İran’da 18 Haziran Cuma günü yapılan Cumhurbaşkanlığı seçiminde kullanılan oyların yüzde 62’sini alan İbrahim Reisi, 8. Cumhurbaşkanı oldu. Türkiye gibi, yaklaşık 83 milyon nüfusa sahip İran’da seçmen statüsündeki 59 milyon 310 bin 307 kişiden sadece 28 milyon 933 bin 4 kişi sandığa gitti. Dolayısıyla seçime katılım oranı çok ciddi bir düşüş gösterdi ve yüzde 48,8 olarak duyuruldu. Önceki Cumhurbaşkanı Hasan Ruhani’nin seçildiği 2017’de katılım oranı yüzde 73 iken, şimdi yaklaşık yüzde 24’lük düşüş ile 1979’da İslami rejime geçiş sürecinden bugüne yapılan Cumhurbaşkanlığı seçimleri itibariyle en az katılımla seçim yapılmış oldu. Seçimlere özellikle büyük kentlerde çok az katılım gösterildiği belirtilirken, Tahran’da seçimlere katılım oranı yüzde 26 olarak açıklandı. Bunun en önemli nedeni ise “sandığa küsme” ve “umutsuzluk” olarak ifade edildi.
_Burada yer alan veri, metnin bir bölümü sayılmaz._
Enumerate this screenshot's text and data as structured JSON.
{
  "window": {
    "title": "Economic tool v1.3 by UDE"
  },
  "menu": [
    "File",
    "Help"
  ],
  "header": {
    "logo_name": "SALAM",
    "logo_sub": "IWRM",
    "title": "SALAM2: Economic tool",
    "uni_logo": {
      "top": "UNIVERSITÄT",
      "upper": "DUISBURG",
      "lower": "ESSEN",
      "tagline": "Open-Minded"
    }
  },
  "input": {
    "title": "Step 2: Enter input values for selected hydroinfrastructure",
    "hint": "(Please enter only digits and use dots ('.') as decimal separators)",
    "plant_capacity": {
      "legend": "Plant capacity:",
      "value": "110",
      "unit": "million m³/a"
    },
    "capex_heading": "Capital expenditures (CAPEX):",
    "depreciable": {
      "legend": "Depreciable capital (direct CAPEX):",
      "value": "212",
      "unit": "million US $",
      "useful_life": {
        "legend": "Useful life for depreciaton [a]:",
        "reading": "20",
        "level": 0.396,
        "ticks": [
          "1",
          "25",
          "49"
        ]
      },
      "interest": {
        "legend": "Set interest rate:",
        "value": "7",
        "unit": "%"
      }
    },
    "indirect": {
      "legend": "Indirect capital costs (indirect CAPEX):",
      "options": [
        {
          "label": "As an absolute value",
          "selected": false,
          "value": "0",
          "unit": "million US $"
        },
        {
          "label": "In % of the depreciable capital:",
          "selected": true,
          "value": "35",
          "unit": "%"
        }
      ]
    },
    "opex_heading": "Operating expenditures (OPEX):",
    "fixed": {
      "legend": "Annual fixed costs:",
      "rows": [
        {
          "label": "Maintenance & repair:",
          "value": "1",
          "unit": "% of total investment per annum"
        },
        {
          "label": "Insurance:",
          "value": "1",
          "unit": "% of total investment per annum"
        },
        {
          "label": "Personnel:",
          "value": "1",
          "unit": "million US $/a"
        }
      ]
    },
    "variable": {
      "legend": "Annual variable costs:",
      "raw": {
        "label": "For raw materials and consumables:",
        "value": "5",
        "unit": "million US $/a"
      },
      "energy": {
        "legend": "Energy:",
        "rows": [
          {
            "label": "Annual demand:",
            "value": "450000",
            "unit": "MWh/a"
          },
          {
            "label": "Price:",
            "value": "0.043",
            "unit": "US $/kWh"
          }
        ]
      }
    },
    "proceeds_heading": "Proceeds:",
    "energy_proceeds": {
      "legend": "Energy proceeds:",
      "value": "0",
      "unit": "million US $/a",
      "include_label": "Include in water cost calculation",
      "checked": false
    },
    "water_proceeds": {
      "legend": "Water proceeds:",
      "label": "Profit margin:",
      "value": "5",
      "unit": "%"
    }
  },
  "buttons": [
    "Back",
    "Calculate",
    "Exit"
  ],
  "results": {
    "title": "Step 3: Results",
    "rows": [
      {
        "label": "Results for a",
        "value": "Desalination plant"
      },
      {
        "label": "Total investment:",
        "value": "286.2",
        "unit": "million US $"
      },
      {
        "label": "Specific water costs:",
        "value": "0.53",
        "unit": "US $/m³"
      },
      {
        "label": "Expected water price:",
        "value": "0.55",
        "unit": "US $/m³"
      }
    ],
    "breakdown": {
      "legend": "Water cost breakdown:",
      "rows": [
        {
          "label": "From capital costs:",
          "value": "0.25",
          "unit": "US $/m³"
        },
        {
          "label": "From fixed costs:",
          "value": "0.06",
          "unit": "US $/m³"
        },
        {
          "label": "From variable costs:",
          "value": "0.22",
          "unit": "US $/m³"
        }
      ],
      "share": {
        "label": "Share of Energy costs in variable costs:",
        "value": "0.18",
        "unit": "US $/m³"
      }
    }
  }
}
Yeni Cumhurbaşkanı İbrahim Reisi’nin karşısındaki reformist olarak adlandırılabilecek isimlerin aday olmaması nedeniyle seçime katılım oranında düşüş olduğu görüşü gündemde. Reisi’nin, İran’ın dini lideri Ayetullah Hamaney ile yakın ilişkisi, 1988’deki idamlarda üstlendiği rol, yargıçlık kariyeri gibi nedenlerle gelecekte dini lider pozisyonuna gelebileceği iddiası da söz konusu.
Ankara merkezli İran Araştırmaları Merkezi (İRAM) Başkanı Hakkı Uygur da, İran’ın 8. Cumhurbaşkanı Reisi’nin muhafazakar kesimi temsil ettiği görüşünde. VOA Türkçe’nin İran’daki yeni yönetime ilişkin sorularını yanıtlayan Uygur, seçime katılım oranı itibariyle İran içerisinde toplumsal hareketler olmaya devam edebileceğini ancak şimdiye kadar yönetimin bunu bastırdığını kaydetti.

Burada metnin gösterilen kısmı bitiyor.